Taxing job creation pushes businesses to build or expand in neighboring cities and slows job growth in San Diego, which means there will be less tax revenue for neighborhood services. The Taxpayers Association and the Jobs Coalition will be working hard to overturn the Jobs Tax in the coming year.
In another of our higher-profile efforts of 2013, we elevated the debate about emergency ambulance services within the city of San Diego. Some city leaders and the local firefighters union proposed insourcing emergency ambulance services within the city’s Fire-Rescue Department.
The initial discussion was misleading and limited to nondescript talking points. In response, the Taxpayers Association embarked on a substantial research effort to estimate the cost of insourcing the service and to understand several issues that were being glossed over, such as the impacts of the Affordable Care Act.
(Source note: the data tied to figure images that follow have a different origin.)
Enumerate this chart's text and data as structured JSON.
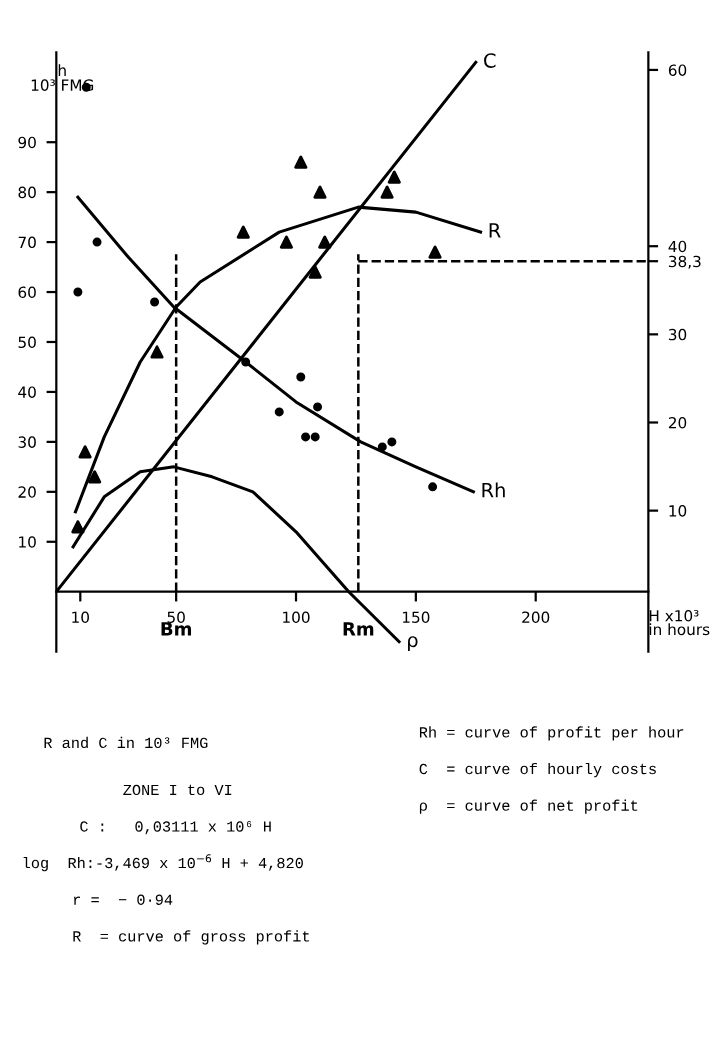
{
  "chart_data": {
    "type": "line",
    "xlabel": "H x10³\nin hours",
    "ylabel": "h\n10³ FMG",
    "xlim": [
      0,
      247
    ],
    "xticks": [
      10,
      50,
      100,
      150,
      200
    ],
    "ylim": [
      -12,
      108
    ],
    "yticks": [
      10,
      20,
      30,
      40,
      50,
      60,
      70,
      80,
      90
    ],
    "y2lim": [
      -6,
      62
    ],
    "y2ticks": [
      10,
      20,
      30,
      {
        "value": 38.3,
        "label": "38,3"
      },
      40,
      60
    ],
    "grid": false,
    "legend": false,
    "series": [
      {
        "name": "C",
        "color": "#000000",
        "x": [
          0,
          175
        ],
        "values": [
          0,
          106
        ]
      },
      {
        "name": "R",
        "color": "#000000",
        "x": [
          8,
          20,
          35,
          50,
          60,
          93,
          126,
          150,
          177
        ],
        "values": [
          16,
          31,
          46,
          57,
          62,
          72,
          77,
          76,
          72
        ]
      },
      {
        "name": "Rh",
        "color": "#000000",
        "x": [
          9,
          30,
          49,
          79,
          100,
          127,
          150,
          174
        ],
        "values": [
          79,
          67,
          57,
          46,
          38,
          30,
          25,
          20
        ]
      },
      {
        "name": "ρ",
        "color": "#000000",
        "x": [
          7,
          20,
          35,
          49,
          65,
          82,
          100,
          122,
          143
        ],
        "values": [
          9,
          19,
          24,
          25,
          23,
          20,
          12,
          0,
          -10
        ]
      },
      {
        "type": "scatter",
        "marker": "circle",
        "color": "#000000",
        "x": [
          12.5,
          17,
          9,
          41,
          79,
          102,
          93,
          109,
          104,
          108,
          136,
          140,
          157
        ],
        "values": [
          101,
          70,
          60,
          58,
          46,
          43,
          36,
          37,
          31,
          31,
          29,
          30,
          21
        ]
      },
      {
        "type": "scatter",
        "marker": "triangle",
        "color": "#000000",
        "x": [
          102,
          110,
          141,
          138,
          78,
          96,
          112,
          108,
          158,
          42,
          12,
          16,
          9
        ],
        "values": [
          86,
          80,
          83,
          80,
          72,
          70,
          70,
          64,
          68,
          48,
          28,
          23,
          13
        ]
      }
    ],
    "ref_lines": [
      {
        "axis": "x",
        "value": 50,
        "label": "Bm",
        "line_style": "dashed"
      },
      {
        "axis": "x",
        "value": 126,
        "label": "Rm",
        "line_style": "dashed"
      },
      {
        "axis": "y2",
        "value": 38.3,
        "line_style": "dashed"
      }
    ],
    "annotations": [
      "R and C in 10³ FMG",
      "ZONE I to VI",
      "C :   0,03111 x 10⁶ H",
      "log  Rh:-3,469 x 10$^{−6}$ H + 4,820",
      "r =  − 0·94",
      "R  = curve of gross profit",
      "Rh = curve of profit per hour",
      "C  = curve of hourly costs",
      "ρ  = curve of net profit"
    ]
  }
}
When we estimated $47 million in ongoing annual costs and lost revenues, the debate turned productive and it became clear that the idea would come with a substantial financial risk to taxpayers.
In 2014, we will continue to fight the backward logic of subsidized-housing advocates and expand on our emergency ambulance services research, but these two issues represent just the tip of the iceberg.
We also will continue to defend the consistently attacked Proposition 13 — which limits the growth of property tax bills. We will continue to shine a light on the underfunding of pensions countywide and across the state. We will ask the tough questions about funding for road repairs and other needed neighborhood services and, above all, we will continue to look out for taxpayers throughout our region.
Karafin is San Diego County Taxpayers Association’s economic policy analyst.